As reported earlier this week, Microsoft is investing billions in an OpenAI deal that multiple media outlets say will be worth $10 billion over 10 years. The investment expands the relationship between the two companies, which stretches back to 2019.

And that may not be enough to reverse the pressure facing Microsoft’s Bing search engine, which is perhaps the most direct place to deepen artificial intelligence (AI) in the tech giant’s offerings.
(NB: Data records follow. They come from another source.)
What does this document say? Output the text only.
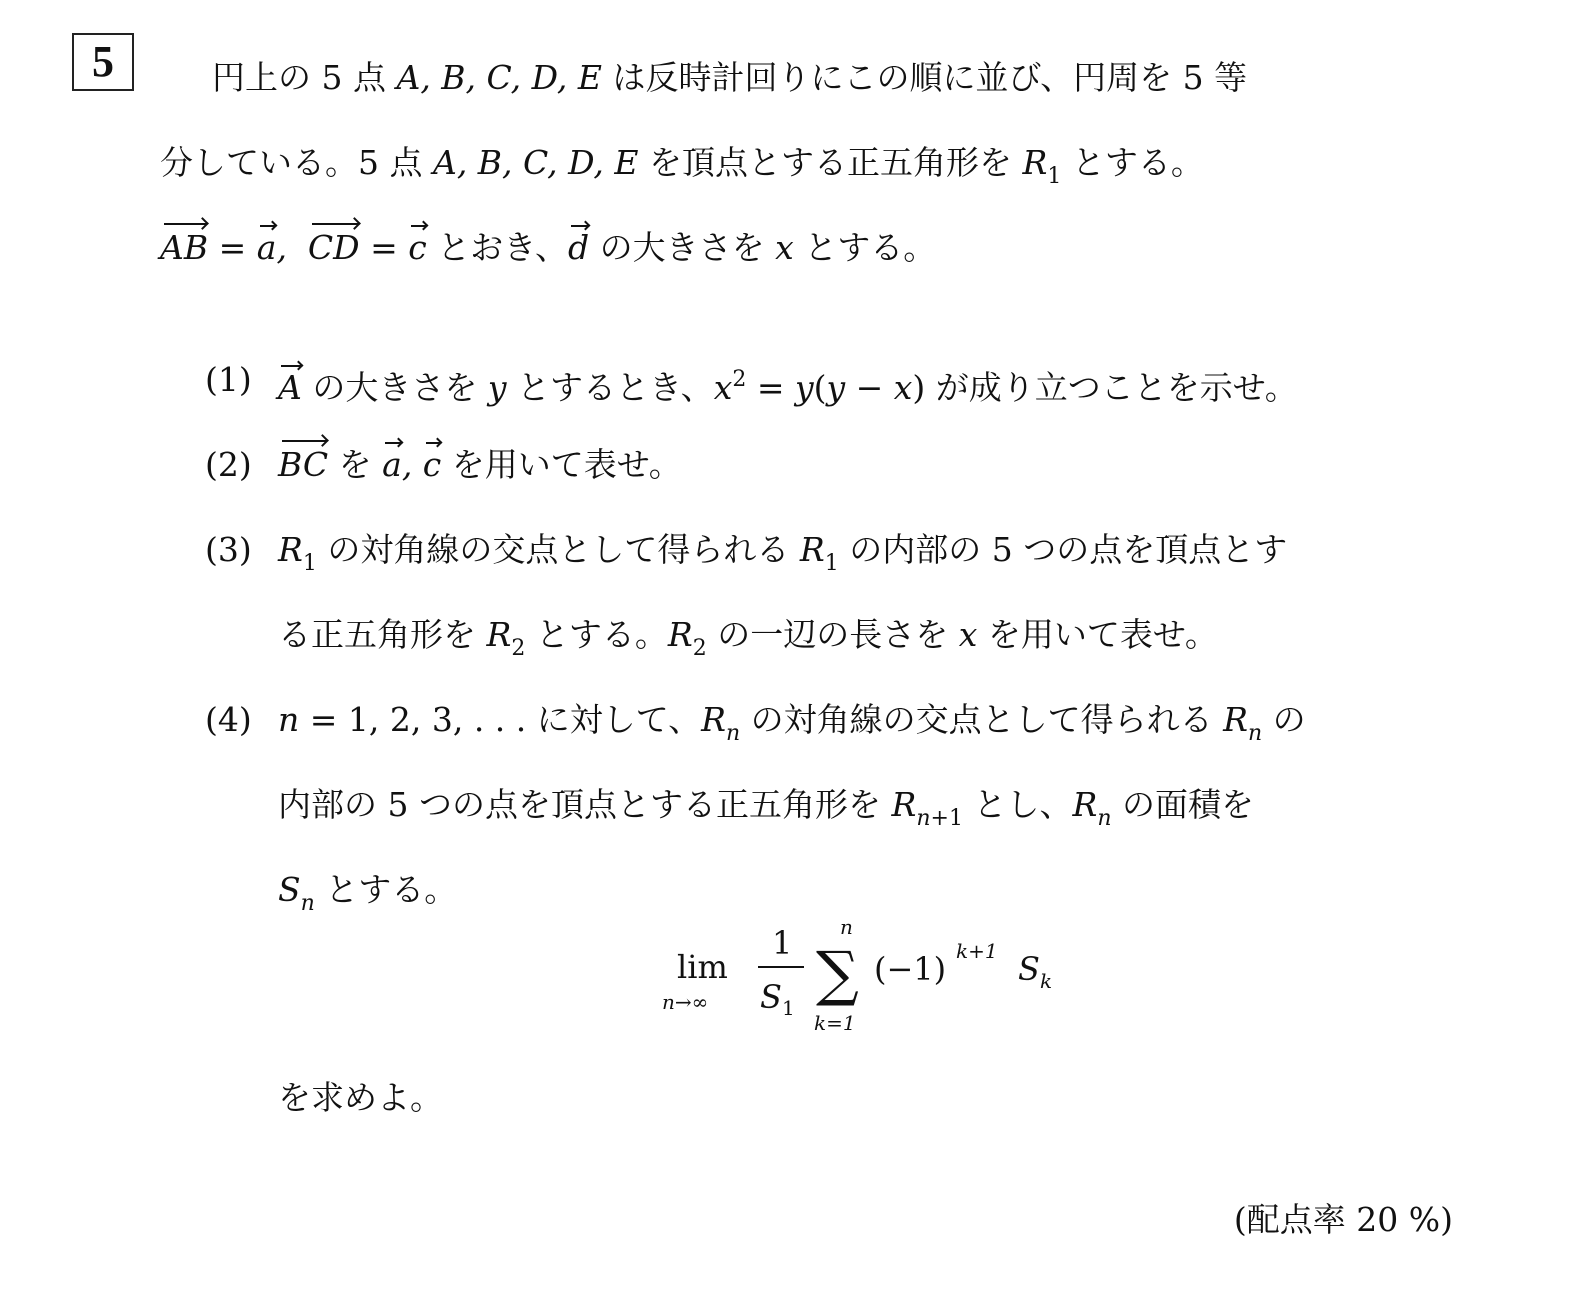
5	円上の 5 点 A, B, C, D, E は反時計回りにこの順に並び、円周を 5 等
分している。5 点 A, B, C, D, E を頂点とする正五角形を $R_1$ とする。
AB = a,  CD = c とおき、d の大きさを x とする。
(1) A の大きさを y とするとき、$x^2 = y(y - x)$ が成り立つことを示せ。
(2) BC を a, c を用いて表せ。
(3) $R_1$ の対角線の交点として得られる $R_1$ の内部の 5 つの点を頂点とす
る正五角形を $R_2$ とする。$R_2$ の一辺の長さを x を用いて表せ。
(4) n = 1, 2, 3, . . . に対して、$R_n$ の対角線の交点として得られる $R_n$ の
内部の 5 つの点を頂点とする正五角形を $R_{n+1}$ とし、$R_n$ の面積を
$S_n$ とする。
lim
n→∞
1
S 1
n
∑
k=1
(−1) k+1 S k
を求めよ。
(配点率 20 %)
OpenAI makes ChatGPT, a chatbot that launched just over a year ago. Generally speaking, a bot uses natural language processing to respond to user queries and produce responses that are conversational, closely resembling the natural flow of human verbal interaction. And for search, in addition to the traditional processes of entering search queries and getting page links, the idea would be that the answers could be in paragraph form, richly detailed, eliminating the scrolling and searching required by the user.

There is no shortage of ethical debate about how information is collected, analyzed and distributed to users of AI-powered search. Critics charge that the use of powerful technologies to parse massive amounts of data online, from books to chat rooms to just about everything else, can be a harmful bias in search results. We note that this is a debate that will last for years and may never be resolved.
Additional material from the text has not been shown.